Norman Lear _ who's profiled Tuesday, Oct. 25, on PBS' "American Masters" _ altered the face of TV with his landmark sitcoms such as "All in the Family," "Maude" and "The Jeffersons." But even geniuses like Lear don't bat 1.000: Here are five (largely) forgotten Lear series:
THE DEPUTY (1959-61): Lear's first series was this Western, which featured Henry Fonda as the chief marshal of the Arizona Territory and Allen Case as his deputy, a storekeeper who tried to avoid using a gun. Fonda narrated most episodes and appeared at the beginning and end, leaving much of the drama to Case.
APPLE PIE (1978): Rue McClanahan starred in this comedy, set in Depression-era Kansas City, as a single hairdresser with a very different way of dealing with her loneliness. Only two episodes of the show aired.

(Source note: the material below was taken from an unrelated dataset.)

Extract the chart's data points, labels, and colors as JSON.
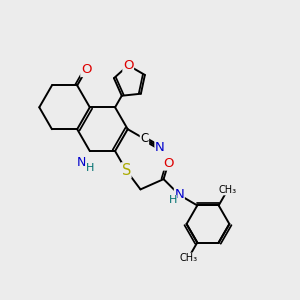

AKA PABLO (1984): In this short-lived sitcom, Paul Rodriguez played a struggling Mexican-American stand-up comedian named Paul Rivera (his tradition-minded family insisted on calling him Pablo).
SUNDAY DINNER (1991): Based on Lear's third marriage (to a much younger woman), this sitcom starred Robert Loggia as a 56-year-old widower whose recent engagement to a 30-year-old woman (Teri Hatcher) rankled his three grown daughters. The show, which only aired for five weeks, was set in an unidentified Long Island town.
704 HAUSER (1994): Eleven years after Archie Bunker was last seen on TV, Lear concocted this sitcom based on the idea that a black family was now living in the Bunkers' former Queens home. The twist: The family patriarch (John Amos) was a staunch liberal, while his son (T.E. Russell) was a staunch conservative.